Tek seçenek yapay tozlaşma mı?
Yapay tozlaşma çok bilimsel kaldığında doğal tozlaşma için başka seçenekler de mevcuttur. BioBee, bal arısı tarafından tozlaşmaya alternatif olarak yaban arılarını kullanmaktadır. Yaban arıları seralarda ve ağ yapılarında olduğu kadar açık tarlalarda ve meyve bahçelerinde de tozlaşma yapabilir. Bal arılarının aksine yaban arıları bal depolamaz ve her gün yiyecek aramak zorundadır. Bu nedenle soğuk, bulutlu ve yağmurlu koşullarda çalışabilirler ve hatta hızlı çalışırlar (bal arılarından dört kata kadar daha hızlı), bu da daha etkili tozlaşma ve dolayısıyla yetiştiriciler için daha fazla verim sağlar. BioBee, yetiştiricilere doğal tozlaşma için sürdürülebilir bir çözüm sağlamak amacıyla yaban arıları yetiştirmektedir.

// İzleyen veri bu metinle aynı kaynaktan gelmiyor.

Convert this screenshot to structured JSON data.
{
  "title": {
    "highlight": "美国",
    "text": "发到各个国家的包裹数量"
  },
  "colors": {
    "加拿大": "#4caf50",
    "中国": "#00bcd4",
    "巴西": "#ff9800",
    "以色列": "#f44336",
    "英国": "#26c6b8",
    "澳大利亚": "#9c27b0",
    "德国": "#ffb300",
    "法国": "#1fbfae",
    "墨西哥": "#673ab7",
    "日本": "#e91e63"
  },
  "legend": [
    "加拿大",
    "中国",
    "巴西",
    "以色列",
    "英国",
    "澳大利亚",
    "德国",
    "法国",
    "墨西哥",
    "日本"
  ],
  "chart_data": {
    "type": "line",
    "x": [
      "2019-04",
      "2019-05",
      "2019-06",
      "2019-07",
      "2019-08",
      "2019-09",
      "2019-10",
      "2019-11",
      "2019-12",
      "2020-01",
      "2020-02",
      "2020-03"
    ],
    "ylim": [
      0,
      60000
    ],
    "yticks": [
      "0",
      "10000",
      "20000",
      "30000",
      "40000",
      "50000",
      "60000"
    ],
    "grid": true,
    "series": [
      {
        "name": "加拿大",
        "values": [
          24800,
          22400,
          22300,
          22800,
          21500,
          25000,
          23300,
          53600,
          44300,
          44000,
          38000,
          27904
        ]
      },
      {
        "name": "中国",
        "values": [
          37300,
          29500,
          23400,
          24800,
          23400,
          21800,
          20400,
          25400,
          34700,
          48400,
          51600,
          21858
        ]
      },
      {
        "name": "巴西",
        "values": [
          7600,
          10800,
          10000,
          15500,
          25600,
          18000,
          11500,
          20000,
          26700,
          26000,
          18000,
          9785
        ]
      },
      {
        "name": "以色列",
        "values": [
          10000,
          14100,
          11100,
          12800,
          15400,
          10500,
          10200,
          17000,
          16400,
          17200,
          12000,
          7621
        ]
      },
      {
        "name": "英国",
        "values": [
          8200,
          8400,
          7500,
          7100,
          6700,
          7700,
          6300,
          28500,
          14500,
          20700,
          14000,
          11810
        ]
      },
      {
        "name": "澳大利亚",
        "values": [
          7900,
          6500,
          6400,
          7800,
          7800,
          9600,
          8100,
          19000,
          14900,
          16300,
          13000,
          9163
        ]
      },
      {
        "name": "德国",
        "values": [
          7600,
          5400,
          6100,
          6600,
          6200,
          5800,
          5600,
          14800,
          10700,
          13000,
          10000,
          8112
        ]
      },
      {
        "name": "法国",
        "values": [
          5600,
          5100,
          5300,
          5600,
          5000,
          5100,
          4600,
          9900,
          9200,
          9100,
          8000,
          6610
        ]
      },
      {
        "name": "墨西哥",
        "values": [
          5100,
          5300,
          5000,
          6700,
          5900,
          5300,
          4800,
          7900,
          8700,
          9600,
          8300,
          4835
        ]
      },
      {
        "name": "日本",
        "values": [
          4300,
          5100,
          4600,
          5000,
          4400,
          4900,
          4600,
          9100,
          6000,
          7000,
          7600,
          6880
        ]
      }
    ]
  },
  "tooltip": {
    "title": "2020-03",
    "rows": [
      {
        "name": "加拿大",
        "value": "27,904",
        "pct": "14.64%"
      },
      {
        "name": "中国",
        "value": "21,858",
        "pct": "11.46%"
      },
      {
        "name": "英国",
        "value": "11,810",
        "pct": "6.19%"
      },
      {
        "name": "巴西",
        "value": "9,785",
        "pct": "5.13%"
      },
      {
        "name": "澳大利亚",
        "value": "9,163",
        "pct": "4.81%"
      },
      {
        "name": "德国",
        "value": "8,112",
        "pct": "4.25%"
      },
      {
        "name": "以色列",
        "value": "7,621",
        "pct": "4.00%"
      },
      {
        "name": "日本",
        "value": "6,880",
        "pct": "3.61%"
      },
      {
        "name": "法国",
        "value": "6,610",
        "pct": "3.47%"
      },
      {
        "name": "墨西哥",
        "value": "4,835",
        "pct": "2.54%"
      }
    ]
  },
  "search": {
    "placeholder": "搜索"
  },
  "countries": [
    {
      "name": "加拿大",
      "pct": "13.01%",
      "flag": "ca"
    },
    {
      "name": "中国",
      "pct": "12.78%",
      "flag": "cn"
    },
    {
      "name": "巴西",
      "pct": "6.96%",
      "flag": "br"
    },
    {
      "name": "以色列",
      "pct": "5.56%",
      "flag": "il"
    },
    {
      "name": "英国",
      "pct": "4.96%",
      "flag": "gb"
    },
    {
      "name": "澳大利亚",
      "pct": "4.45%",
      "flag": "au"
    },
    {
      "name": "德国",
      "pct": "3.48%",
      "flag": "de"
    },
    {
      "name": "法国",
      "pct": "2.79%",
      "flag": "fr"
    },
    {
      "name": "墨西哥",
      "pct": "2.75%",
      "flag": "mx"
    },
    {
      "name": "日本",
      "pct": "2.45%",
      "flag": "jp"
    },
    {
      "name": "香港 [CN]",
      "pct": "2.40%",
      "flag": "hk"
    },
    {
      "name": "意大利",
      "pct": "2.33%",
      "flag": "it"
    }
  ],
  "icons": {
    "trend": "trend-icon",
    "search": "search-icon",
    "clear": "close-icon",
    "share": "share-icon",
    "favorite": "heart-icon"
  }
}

Ayrıca şirket, çiftçilere ağır kimyasal böcek ilaçlarına alternatif olarak faydalı yırtıcı böcekler ve akarlar sağlayan biyolojik entegre haşere yönetimi (IPM) konusunda uzmanlaşmıştır. Örneğin BioFly markası, bir diğer tarımsal haşere olan Akdeniz meyve sinekleriyle mücadele etmek için tarım alanlarına dağıtılmak üzere sterilize edilmiş erkek pupalar ve steril erkek sinekler kullanmaktadır.

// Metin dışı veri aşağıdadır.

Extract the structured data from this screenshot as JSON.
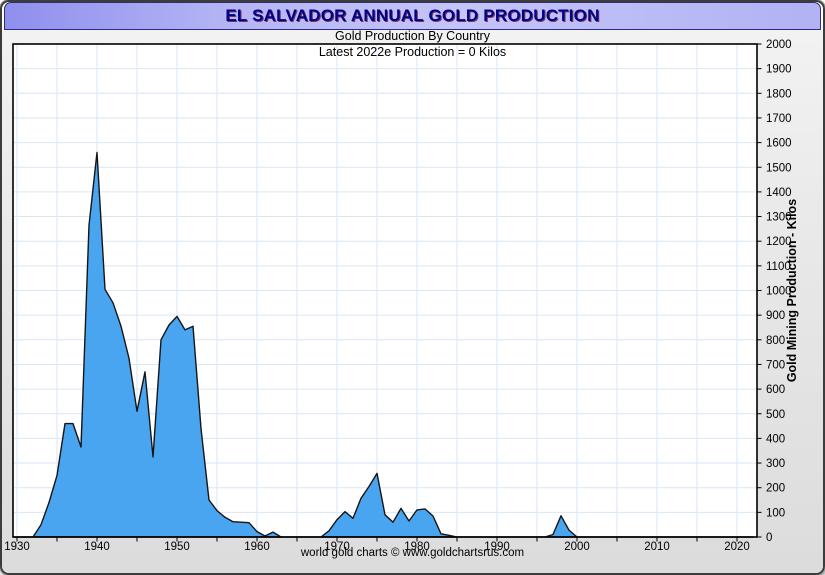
{
  "window": {
    "title": "EL SALVADOR ANNUAL GOLD PRODUCTION"
  },
  "footer": {
    "credit": "world gold charts © www.goldchartsrus.com"
  },
  "colors": {
    "area_fill": "#4AA5F0",
    "area_outline": "#151515",
    "grid": "#D9E6F4",
    "plot_border": "#000000",
    "plot_bg": "#FFFFFF",
    "title_text": "#00008B",
    "title_bar_start": "#8F8FEE",
    "title_bar_end": "#C4C4F8",
    "panel_bg": "#E7E7E7",
    "tick_text": "#000000"
  },
  "chart_data": {
    "type": "area",
    "title": "EL SALVADOR ANNUAL GOLD PRODUCTION",
    "subtitle": "Gold Production By Country",
    "annotation": "Latest 2022e Production = 0 Kilos",
    "xlabel": "",
    "ylabel": "Gold Mining Production - Kilos",
    "xlim": [
      1929.5,
      2022.5
    ],
    "ylim": [
      0,
      2000
    ],
    "grid": true,
    "x_ticks_labeled": [
      1930,
      1940,
      1950,
      1960,
      1970,
      1980,
      1990,
      2000,
      2010,
      2020
    ],
    "x_tick_minor_step": 5,
    "y_ticks": [
      0,
      100,
      200,
      300,
      400,
      500,
      600,
      700,
      800,
      900,
      1000,
      1100,
      1200,
      1300,
      1400,
      1500,
      1600,
      1700,
      1800,
      1900,
      2000
    ],
    "years": [
      1930,
      1931,
      1932,
      1933,
      1934,
      1935,
      1936,
      1937,
      1938,
      1939,
      1940,
      1941,
      1942,
      1943,
      1944,
      1945,
      1946,
      1947,
      1948,
      1949,
      1950,
      1951,
      1952,
      1953,
      1954,
      1955,
      1956,
      1957,
      1958,
      1959,
      1960,
      1961,
      1962,
      1963,
      1964,
      1965,
      1966,
      1967,
      1968,
      1969,
      1970,
      1971,
      1972,
      1973,
      1974,
      1975,
      1976,
      1977,
      1978,
      1979,
      1980,
      1981,
      1982,
      1983,
      1984,
      1985,
      1986,
      1987,
      1988,
      1989,
      1990,
      1991,
      1992,
      1993,
      1994,
      1995,
      1996,
      1997,
      1998,
      1999,
      2000,
      2001,
      2002,
      2003,
      2004,
      2005,
      2006,
      2007,
      2008,
      2009,
      2010,
      2011,
      2012,
      2013,
      2014,
      2015,
      2016,
      2017,
      2018,
      2019,
      2020,
      2021,
      2022
    ],
    "values": [
      0,
      0,
      0,
      50,
      140,
      250,
      460,
      460,
      365,
      1265,
      1560,
      1005,
      950,
      855,
      725,
      510,
      670,
      325,
      800,
      860,
      895,
      840,
      855,
      440,
      150,
      107,
      80,
      62,
      60,
      58,
      22,
      4,
      20,
      0,
      0,
      0,
      0,
      0,
      0,
      25,
      70,
      103,
      76,
      157,
      205,
      258,
      90,
      60,
      116,
      65,
      110,
      114,
      85,
      13,
      7,
      0,
      0,
      0,
      0,
      0,
      0,
      0,
      0,
      0,
      0,
      0,
      0,
      10,
      86,
      28,
      0,
      0,
      0,
      0,
      0,
      0,
      0,
      0,
      0,
      0,
      0,
      0,
      0,
      0,
      0,
      0,
      0,
      0,
      0,
      0,
      0,
      0,
      0
    ]
  }
}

Ne kadar az arı o kadar çok bal?
Bal üretimi de bal arısı popülasyonunda küresel düşüşten etkilenmiştir. 20.000’den fazla arı türünden yalnızca 7’si bal üretiyor.

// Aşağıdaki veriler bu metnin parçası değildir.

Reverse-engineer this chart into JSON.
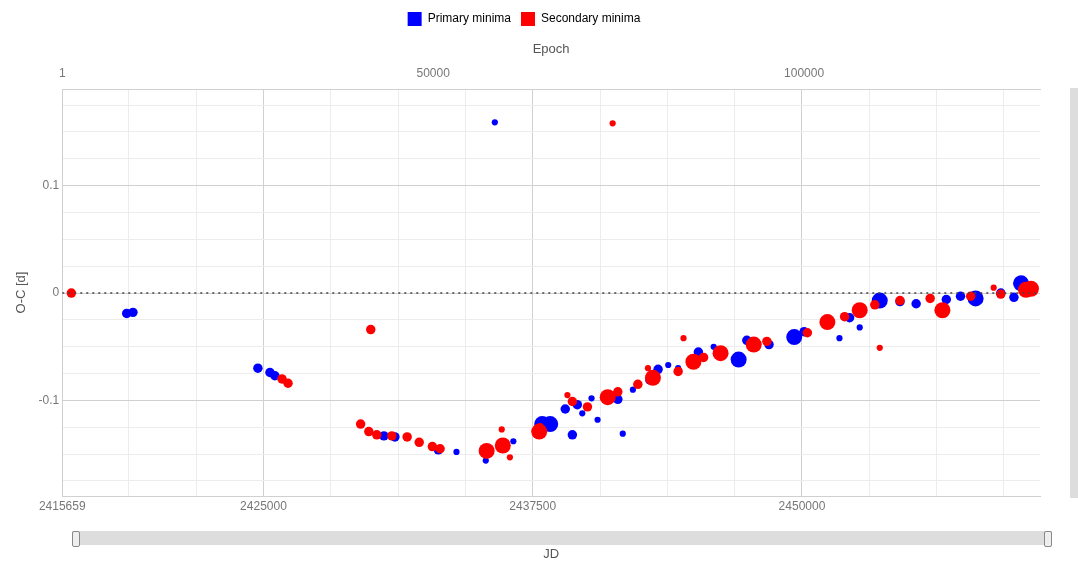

Bee-io, arılara ihtiyaç duymadan balın yapay olarak üretilmesini sağlayan bir çözüm geliştirdi. Süreçleri, doğal nektar çiçeklerini benzersiz bir biyolojik süreç ile birleştirerek nektarı bala dönüştürüyor. Şirket, arıların midelerinde meydana gelen enzimatik hareketleri ve belirli işlemleri doğal bir şekilde taklit eden yapay arı midesiyle yoluyla kültürlenmiş bal geliştirmeyi hedefliyor. Ayrıca bal üretiminin kapasitesini artırmak için doğal nektar üreten teknolojiler üzerinde çalışıyor. Bu teknolojiler yoluyla Bee-io, küresel bal tüketimini sürdürülebilir kılıyor.
İster arı kovanlarının sağlığının izlenmesi ve varroa salgınının yönetilmesi ister yaban arılarının gücünden yararlanılması yoluyla olsun dünyanın arı sorunlarına çözümün, İsrail inovasyonunda yattığı açıktır. Her şey başarısız olursa ekinlerin yapay olarak tozlaştırılması ve yapay bal üretimi çözüm olabilir. İsrail Beetech çözümlerinin uygulanması, küresel gıda tedarikimizin sürdürülebilirliğinin sağlanmasında çok önemlidir.